Ten autonomous actions, one gate, placed exactly at the step where value moves. The agent is fully autonomous in judgment and structurally unable to sign.

Three transactions on Base Sepolia. Settlement split to the wei, creator royalty included. Testnet — no real value at stake, by design: the point is to prove the pattern where anyone can check it, not to take my word for it.

What I still can't claim

Three things, in order of how much they should bother you.

One: the commitment half, above. Structural, not cryptographic. I've said why I think that gap closes on a device rather than in code — but it is a gap, and the property as proposed is not fully implemented.

Two: byte coverage. The same commenter raised a second point, one level down, and it's sharper than the first: a renderer can be faithful and still partial.

It can display the fields it understands and quietly skip the ones it doesn't — an unknown function selector, a nested call buried past what it parses. A compromised drafter, unable to touch the renderer, can still choose bytes whose dangerous part lands in the renderer's blind spot. The human approves a screen that is silent exactly where the risk lives.

The tightened property is byte coverage: the renderer must account for every byte the signer will emit, and fail closed on any byte it cannot attribute to a displayed field.

Here is where I have to be honest about what I've built. In my case, the call is a single function with a single uint256 argument, fully decoded, with no nested calls and no unknown selectors. Coverage is total by construction — for that call shape. That is not the same thing as a renderer that proves coverage and refuses to display anything it cannot account for. I haven't built that. It's the difference between "this particular transaction happens to be fully rendered" and "this renderer cannot fail to render." The second is the real property. It isn't done.

Three: the ceiling. No amount of software removes it — the screen the human reads is rendered by the same host that signs. It holds against a compromised agent — the agent never sees the password, never touches the vault, never draws the screen. It does not hold against a compromised host, which could display one transaction and sign another. That's not a flaw to patch. It's the line where software stops and hardware takes over, and it's why a hardware signer behind that vault is my next step.
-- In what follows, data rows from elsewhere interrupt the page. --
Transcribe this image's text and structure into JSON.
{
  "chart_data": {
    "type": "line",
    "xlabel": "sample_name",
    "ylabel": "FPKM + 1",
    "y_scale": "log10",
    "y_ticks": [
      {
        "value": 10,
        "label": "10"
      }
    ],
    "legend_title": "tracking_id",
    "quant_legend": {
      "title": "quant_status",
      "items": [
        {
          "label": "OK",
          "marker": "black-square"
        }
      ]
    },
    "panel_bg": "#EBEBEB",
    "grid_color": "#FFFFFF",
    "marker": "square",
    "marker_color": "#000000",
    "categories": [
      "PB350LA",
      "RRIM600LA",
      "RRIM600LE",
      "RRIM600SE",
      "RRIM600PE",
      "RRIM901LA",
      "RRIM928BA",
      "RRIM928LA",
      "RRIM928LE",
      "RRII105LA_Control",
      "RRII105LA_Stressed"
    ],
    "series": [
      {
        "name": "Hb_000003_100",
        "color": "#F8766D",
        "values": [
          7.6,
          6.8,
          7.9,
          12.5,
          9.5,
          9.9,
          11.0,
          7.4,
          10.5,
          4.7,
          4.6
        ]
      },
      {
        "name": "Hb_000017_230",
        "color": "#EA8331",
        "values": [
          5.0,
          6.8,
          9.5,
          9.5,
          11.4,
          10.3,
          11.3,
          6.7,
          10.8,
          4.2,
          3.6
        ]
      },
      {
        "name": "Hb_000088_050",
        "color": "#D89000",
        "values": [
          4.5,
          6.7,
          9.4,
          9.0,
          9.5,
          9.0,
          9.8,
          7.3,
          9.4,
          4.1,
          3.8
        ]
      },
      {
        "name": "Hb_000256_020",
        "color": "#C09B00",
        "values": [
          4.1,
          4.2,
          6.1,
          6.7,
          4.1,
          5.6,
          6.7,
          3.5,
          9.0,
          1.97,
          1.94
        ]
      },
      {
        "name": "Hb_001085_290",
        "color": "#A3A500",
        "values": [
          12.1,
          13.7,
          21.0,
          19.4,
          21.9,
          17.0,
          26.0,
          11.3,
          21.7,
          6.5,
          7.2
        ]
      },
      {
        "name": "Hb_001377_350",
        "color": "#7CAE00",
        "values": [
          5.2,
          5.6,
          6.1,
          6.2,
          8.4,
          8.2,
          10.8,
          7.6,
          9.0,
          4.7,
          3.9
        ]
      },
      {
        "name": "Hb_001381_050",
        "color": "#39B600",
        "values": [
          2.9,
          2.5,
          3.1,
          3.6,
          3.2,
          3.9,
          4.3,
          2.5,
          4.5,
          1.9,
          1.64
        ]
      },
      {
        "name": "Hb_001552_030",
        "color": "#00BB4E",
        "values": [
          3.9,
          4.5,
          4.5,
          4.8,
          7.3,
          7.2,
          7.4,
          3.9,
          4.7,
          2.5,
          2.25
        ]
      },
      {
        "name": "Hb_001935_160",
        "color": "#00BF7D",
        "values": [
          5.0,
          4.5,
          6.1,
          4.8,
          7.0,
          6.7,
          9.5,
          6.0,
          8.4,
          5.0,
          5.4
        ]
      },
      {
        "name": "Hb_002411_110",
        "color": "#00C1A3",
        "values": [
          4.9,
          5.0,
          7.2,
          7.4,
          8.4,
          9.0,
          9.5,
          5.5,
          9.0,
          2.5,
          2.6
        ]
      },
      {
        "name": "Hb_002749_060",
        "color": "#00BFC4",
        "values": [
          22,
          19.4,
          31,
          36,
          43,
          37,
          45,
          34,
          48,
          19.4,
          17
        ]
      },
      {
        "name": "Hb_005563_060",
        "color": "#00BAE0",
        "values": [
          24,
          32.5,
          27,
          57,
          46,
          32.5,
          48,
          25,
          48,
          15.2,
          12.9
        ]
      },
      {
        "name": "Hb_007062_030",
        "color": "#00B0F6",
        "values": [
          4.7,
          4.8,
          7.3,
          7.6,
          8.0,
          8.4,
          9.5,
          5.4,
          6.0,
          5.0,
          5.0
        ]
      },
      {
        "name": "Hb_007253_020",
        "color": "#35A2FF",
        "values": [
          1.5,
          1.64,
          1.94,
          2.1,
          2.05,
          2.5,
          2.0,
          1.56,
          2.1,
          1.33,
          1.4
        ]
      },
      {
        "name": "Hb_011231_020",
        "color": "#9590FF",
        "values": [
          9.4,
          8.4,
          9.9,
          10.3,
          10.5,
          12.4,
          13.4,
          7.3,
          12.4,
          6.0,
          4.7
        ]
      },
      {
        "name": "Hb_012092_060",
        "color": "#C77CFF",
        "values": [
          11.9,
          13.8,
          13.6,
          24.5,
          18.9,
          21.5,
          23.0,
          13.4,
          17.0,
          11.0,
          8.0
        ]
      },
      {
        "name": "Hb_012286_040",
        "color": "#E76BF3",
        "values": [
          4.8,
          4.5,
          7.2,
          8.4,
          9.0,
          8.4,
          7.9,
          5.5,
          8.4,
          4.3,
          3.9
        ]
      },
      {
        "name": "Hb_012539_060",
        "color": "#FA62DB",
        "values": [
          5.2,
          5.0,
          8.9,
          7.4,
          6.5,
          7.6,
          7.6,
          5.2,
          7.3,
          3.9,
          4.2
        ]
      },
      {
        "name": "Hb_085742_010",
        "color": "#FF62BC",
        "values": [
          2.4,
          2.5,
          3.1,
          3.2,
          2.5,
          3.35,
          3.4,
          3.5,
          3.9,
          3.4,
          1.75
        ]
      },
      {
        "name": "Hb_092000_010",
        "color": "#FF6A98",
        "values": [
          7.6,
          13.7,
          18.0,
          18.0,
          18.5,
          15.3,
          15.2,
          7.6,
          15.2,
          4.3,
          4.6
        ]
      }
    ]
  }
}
What I'd tell you to take from this

Not the four patterns. Not the fifth. Those are just the current state of one threat model, and the honest expectation is that they're incomplete in ways I can't yet see.

Take this instead: I published a threat model, asked for it to be broken, and someone broke it — for free, in a comment box, in under 48 hours. The correction was better than the original. It cost me nothing but the willingness to say "you're right" in public and then go build the thing.

If you're shipping agents that touch anything irreversible, publish the model. Not the marketing version — the falsifiable one, with the claim stated plainly enough that a stranger can prove it wrong. Someone will. That's the point.

The question is never "how much can we let the agent do?" It's the inverse: what must the agent be unable to do, no matter how badly it is compromised? And the answer keeps getting more precise every time someone knocks a piece off it.

Credit where it's due: the fifth property, and the byte-coverage refinement, are ANP2 Network's. I shipped half of one of them, and I've told you which half.


Built solo. Claude Code is my engineering team — I don't write code. A Claude chat instance is my architect and auditor, explicitly instructed to contradict me. Both curator agents run on the Anthropic API. I hold the keys, and I'm the one who types the password when funds move.